Am I surprised he doesn’t leave work early? A little, yes.
I’m unnerved and rattled. This makes me more in tune with his behavior. It’s one of the rare days I need him. I’m not one to make him go in late, come home early, or take off work for any reason.
His family has been in an accident yet he treats it like an average day.
I’m surprised he doesn’t share my fear, especially for our boys.
The next day I find it hard to move. The firemen are right. I can’t carry my baby up the stairs. He’s a big boy and twenty-something pounds. We have three children under six. I’m not sure how I will manage over the weekend.
My husband has a boys' trip planned to watch a game.
“I don’t think you can go away,” I say. “I can’t carry the baby upstairs.”
“You’ll be fine,” he says.
“I’m serious,” I say.
He cancels his trip. He’s not happy about it. I don’t realize how aggravated he is until he huffs and puffs like a spoiled child. I feel awful he’s had to alter his plans.
But these are extraordinary circumstances.
I grasp the extent of his selfishness. Not only in the form of a tantrum. The entire event. I had to ask him to stay home. He never offered. He never feigned concern. Or even a dose of understandable regret for leaving after a traumatic event.
I collect myself and head towards the garage.
“Do you know how many times I’ve been disappointed or inconvenienced?” I say. “That’s life. We can’t always get our way.”
Sometimes it takes an extreme situation to recognize your extremes. This was not a man accustomed to not getting what he wanted. Or being disappointed. The crazy thing? I typically wouldn’t have asked him to change his plans. I would have soldiered through the weekend.
Only this time I physically couldn’t.
They say we can attract ourselves to opposites. I was an extreme giver. He was an extreme taker. I take responsibility for making him worse. I know this. Because it was the first time I set a boundary that prohibited him from getting what he wanted.
It was the first time I witnessed his disappointment.
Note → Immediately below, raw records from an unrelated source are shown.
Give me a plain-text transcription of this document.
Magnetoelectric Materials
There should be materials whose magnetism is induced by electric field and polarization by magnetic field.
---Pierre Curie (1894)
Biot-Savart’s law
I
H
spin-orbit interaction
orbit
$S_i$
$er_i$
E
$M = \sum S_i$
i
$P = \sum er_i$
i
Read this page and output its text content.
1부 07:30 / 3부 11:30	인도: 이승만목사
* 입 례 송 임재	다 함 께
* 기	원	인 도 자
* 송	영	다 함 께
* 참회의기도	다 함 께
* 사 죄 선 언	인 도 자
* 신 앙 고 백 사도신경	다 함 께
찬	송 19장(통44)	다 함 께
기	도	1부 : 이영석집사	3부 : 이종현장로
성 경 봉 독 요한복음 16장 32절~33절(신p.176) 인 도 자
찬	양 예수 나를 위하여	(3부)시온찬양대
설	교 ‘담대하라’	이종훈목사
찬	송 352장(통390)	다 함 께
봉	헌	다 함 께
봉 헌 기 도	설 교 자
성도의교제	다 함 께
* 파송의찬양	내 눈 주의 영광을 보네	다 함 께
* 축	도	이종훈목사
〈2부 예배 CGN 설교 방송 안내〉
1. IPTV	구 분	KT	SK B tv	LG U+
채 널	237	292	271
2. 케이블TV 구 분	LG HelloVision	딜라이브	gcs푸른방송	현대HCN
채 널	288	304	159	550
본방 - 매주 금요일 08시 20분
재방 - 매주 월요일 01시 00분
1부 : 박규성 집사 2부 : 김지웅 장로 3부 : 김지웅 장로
He was a taker, but he didn’t take me. I had no boundaries. No self-protective mechanisms. I come from a family of first responders who spend their lives attending to others. The most he can be accused of is taking advantage of me.
I gave myself away.
Unknowingly, I’ll admit. I thought I was being a friend, a wife, and a mother. It was part giver, part gratitude. When you are working as a team you acknowledge what the other person is doing.
But there’s a difference between giving and giving ourselves away.